Traditionally, publishers on the internet have followed a route of advertising supported products selling traditional print content online; a model that’s increasingly less sustainable. Here's why.
Data privacy
Privacy invasions over the last twenty years by “big internet” have eroded customer trust and resulted in legislation, like the GDPR and the CCPA. This makes it harder to find out who our customers are and what they want. We have an idea of who is visiting but not a complete picture. This data is valuable. We can sell to advertisers with better reader profiles and improve our service to our audience if we understand who they are.
Customer experience
The industry has increasingly complex advertising solutions but often at the expense of the reader’s experience. Advertising ‘intrusion’ and the belief they are being watched has reinforced their sense of mistrust.
Publishing revenues
Publishing revenues are hard to come by online. The internet advertising market is costly and mature - ad networks are making more money than the publishers - producing diminishing ROI.
These factors combined creates a compelling case for moving away from a solely ad supported model for digital publishing.
Enter stage left, the paywall
We’ve been selling subscriptions and advertising for centuries. Readers are more used to paying for content than we think. The web temporarily stalled this whilst we figured out online revenue. Readers still want high quality trusted content, from brands that distill their view of the world.
Paywalls – a way of restricting access to online content based on payment – have been successful for many that have chosen the route. The FT boasts over 1 million subscribers, three quarters of which are online subscribers. The New York Times has over 3 million digital only subscriptions while maintaining good advertising revenue showing the two can easily mix.
Types of paywalls
Paywalls come in various options. They form a sliding scale from the “hard” paywall blocking all content, like The Athletic to “soft” paywalls like The Guardian’s supporter paywall which blocks nothing but suggests a subscription or donation at the end of each article. Some publishers choose to paywall content types, for instance opinion being paid and news being free. Others used a metered paywall, which places a cap on the number of free articles over a period of time.

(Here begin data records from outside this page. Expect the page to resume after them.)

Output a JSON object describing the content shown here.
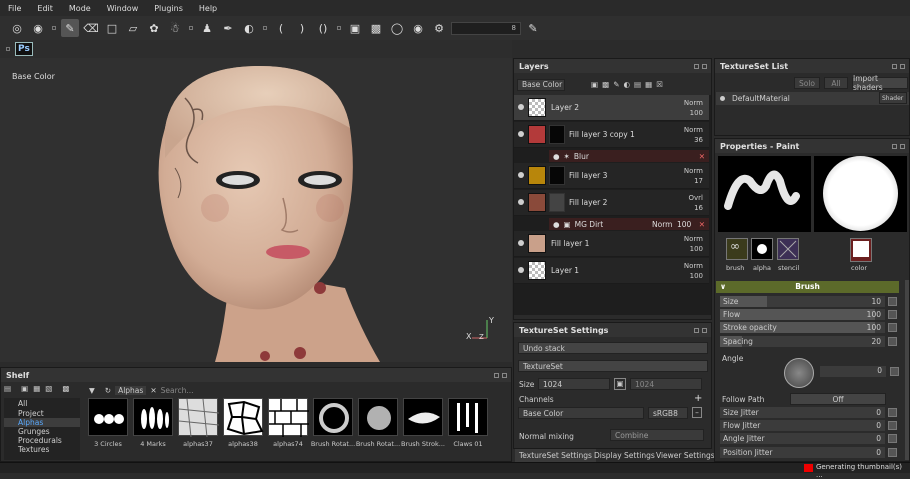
{
  "menu": [
    "File",
    "Edit",
    "Mode",
    "Window",
    "Plugins",
    "Help"
  ],
  "toolbar": {
    "slider_value": "8",
    "ps_label": "Ps"
  },
  "viewport": {
    "label": "Base Color"
  },
  "layers": {
    "title": "Layers",
    "channel": "Base Color",
    "items": [
      {
        "name": "Layer 2",
        "blend": "Norm",
        "opacity": "100"
      },
      {
        "name": "Fill layer 3 copy 1",
        "blend": "Norm",
        "opacity": "36"
      },
      {
        "name": "Fill layer 3",
        "blend": "Norm",
        "opacity": "17"
      },
      {
        "name": "Fill layer 2",
        "blend": "Ovrl",
        "opacity": "16"
      },
      {
        "name": "Fill layer 1",
        "blend": "Norm",
        "opacity": "100"
      },
      {
        "name": "Layer 1",
        "blend": "Norm",
        "opacity": "100"
      }
    ],
    "effects": [
      {
        "name": "Blur"
      },
      {
        "name": "MG Dirt",
        "blend": "Norm",
        "opacity": "100"
      }
    ]
  },
  "textureset_list": {
    "title": "TextureSet List",
    "buttons": [
      "Solo",
      "All",
      "Import shaders"
    ],
    "material": "DefaultMaterial",
    "shader": "Shader"
  },
  "properties": {
    "title": "Properties - Paint",
    "slots": [
      "brush",
      "alpha",
      "stencil",
      "color"
    ],
    "section": "Brush",
    "rows": [
      {
        "label": "Size",
        "value": "10"
      },
      {
        "label": "Flow",
        "value": "100"
      },
      {
        "label": "Stroke opacity",
        "value": "100"
      },
      {
        "label": "Spacing",
        "value": "20"
      }
    ],
    "angle_label": "Angle",
    "angle_value": "0",
    "follow_path_label": "Follow Path",
    "follow_path_value": "Off",
    "jitter": [
      {
        "label": "Size Jitter",
        "value": "0"
      },
      {
        "label": "Flow Jitter",
        "value": "0"
      },
      {
        "label": "Angle Jitter",
        "value": "0"
      },
      {
        "label": "Position Jitter",
        "value": "0"
      }
    ]
  },
  "textureset_settings": {
    "title": "TextureSet Settings",
    "undo_stack": "Undo stack",
    "textureset": "TextureSet",
    "size_label": "Size",
    "size_value": "1024",
    "size_value2": "1024",
    "channels_label": "Channels",
    "channel_name": "Base Color",
    "channel_format": "sRGB8",
    "normal_mixing_label": "Normal mixing",
    "normal_mixing_value": "Combine"
  },
  "bottom_tabs": [
    "TextureSet Settings",
    "Display Settings",
    "Viewer Settings"
  ],
  "shelf": {
    "title": "Shelf",
    "categories": [
      "All",
      "Project",
      "Alphas",
      "Grunges",
      "Procedurals",
      "Textures"
    ],
    "selected_category": "Alphas",
    "filter_tag": "Alphas",
    "search_placeholder": "Search...",
    "items": [
      "3 Circles",
      "4 Marks",
      "alphas37",
      "alphas38",
      "alphas74",
      "Brush Rotat...",
      "Brush Rotat...",
      "Brush Strok...",
      "Claws 01"
    ]
  },
  "status": {
    "text": "Generating thumbnail(s) ..."
  }
}
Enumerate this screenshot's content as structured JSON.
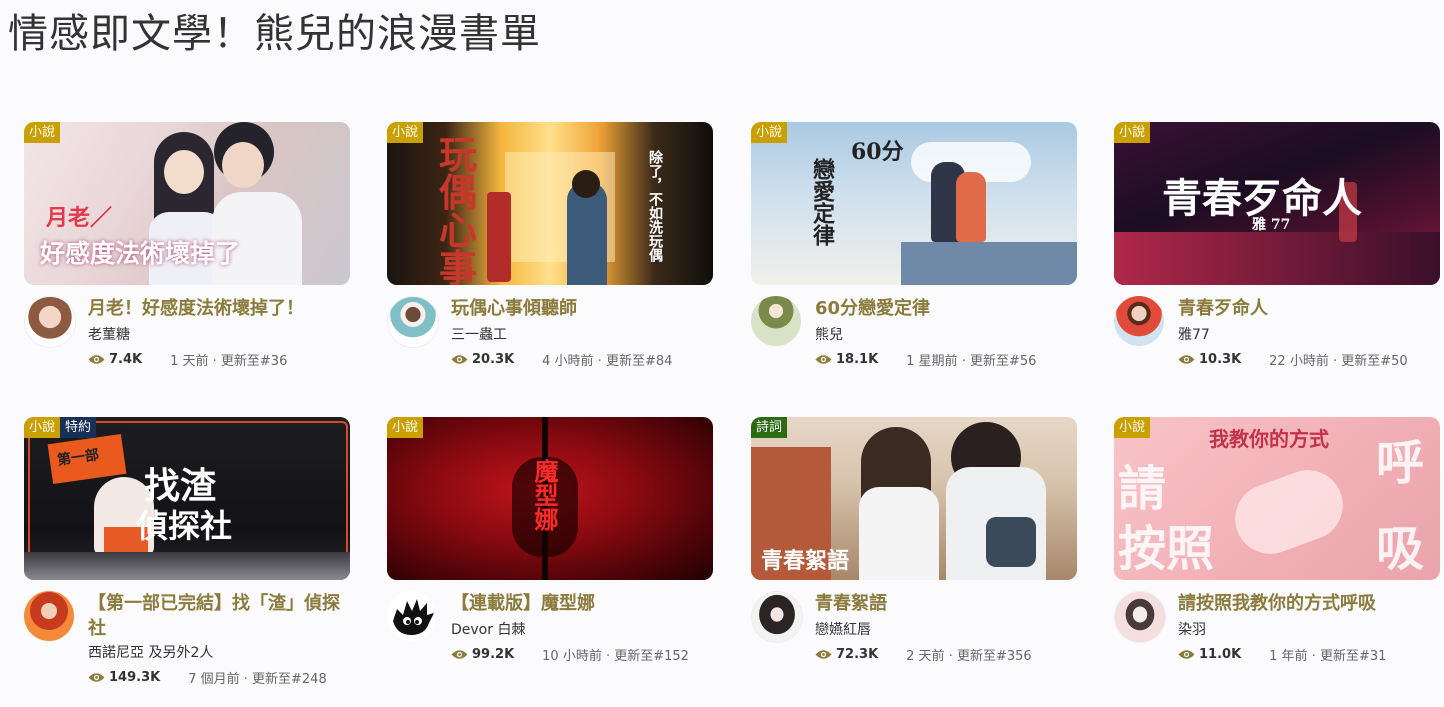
{
  "page_title": "情感即文學！熊兒的浪漫書單",
  "cards": [
    {
      "tags": [
        {
          "label": "小說",
          "kind": "novel"
        }
      ],
      "cover_text": "月老／好感度法術壞掉了",
      "title": "月老！好感度法術壞掉了！",
      "author": "老菫糖",
      "views": "7.4K",
      "meta": "1 天前 · 更新至#36"
    },
    {
      "tags": [
        {
          "label": "小說",
          "kind": "novel"
        }
      ],
      "cover_text": "玩偶心事",
      "title": "玩偶心事傾聽師",
      "author": "三一蟲工",
      "views": "20.3K",
      "meta": "4 小時前 · 更新至#84"
    },
    {
      "tags": [
        {
          "label": "小說",
          "kind": "novel"
        }
      ],
      "cover_text": "60分 戀愛定律",
      "title": "60分戀愛定律",
      "author": "熊兒",
      "views": "18.1K",
      "meta": "1 星期前 · 更新至#56"
    },
    {
      "tags": [
        {
          "label": "小說",
          "kind": "novel"
        }
      ],
      "cover_text": "青春歹命人",
      "title": "青春歹命人",
      "author": "雅77",
      "views": "10.3K",
      "meta": "22 小時前 · 更新至#50"
    },
    {
      "tags": [
        {
          "label": "小說",
          "kind": "novel"
        },
        {
          "label": "特約",
          "kind": "signed"
        }
      ],
      "cover_text": "找渣偵探社",
      "title": "【第一部已完結】找「渣」偵探社",
      "author": "西諾尼亞 及另外2人",
      "views": "149.3K",
      "meta": "7 個月前 · 更新至#248"
    },
    {
      "tags": [
        {
          "label": "小說",
          "kind": "novel"
        }
      ],
      "cover_text": "魔型娜",
      "title": "【連載版】魔型娜",
      "author": "Devor 白棘",
      "views": "99.2K",
      "meta": "10 小時前 · 更新至#152"
    },
    {
      "tags": [
        {
          "label": "詩詞",
          "kind": "poem"
        }
      ],
      "cover_text": "青春絮語",
      "title": "青春絮語",
      "author": "戀嬿紅唇",
      "views": "72.3K",
      "meta": "2 天前 · 更新至#356"
    },
    {
      "tags": [
        {
          "label": "小說",
          "kind": "novel"
        }
      ],
      "cover_text": "請按照我教你的方式呼吸",
      "title": "請按照我教你的方式呼吸",
      "author": "染羽",
      "views": "11.0K",
      "meta": "1 年前 · 更新至#31"
    }
  ]
}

A harder paywall presents a sales challenge as there are fewer opportunities to show the quality - which needs to be high - of the product or breadth of content it offers. So there’s a need to lean more heavily on marketing efforts to attract subscribers. The reward is a more consistent revenue stream, being less reliant on advertising.
And, while softer paywalls don’t necessarily enforce payment, they have a larger advertising footprint. For those that meter their content, the product is easier to sell itself by being more readily available without subscription.
The Economist is a fine example of selling subscriptions online. They have in the past put less content behind the paywall in times of large advertising markets and more content behind in challenging advertising markets. They mix their model of advertising and paid content to suit the global advertising market whilst retaining paid audiences.
The paywall doesn’t have to kill search rankings. Several publishers use Google’s Flexible sampling which allows Google to collect content but in return a small number of articles must be given to readers from Google search results.
If not now, then when?
Look this year to see whether you can start charging for access to your content online either with subscriptions or exchanging access for membership information. Consider a mixed model of using advertising and subscription or membership paywalls, flexing forwards and backwards with advertising sales. Can digital subscriptions and paywalls help you build and identify your audience online to give a greater picture to your advertising partners of your exact audience?
A shorter version of this article appeared in InPublishing Magazine.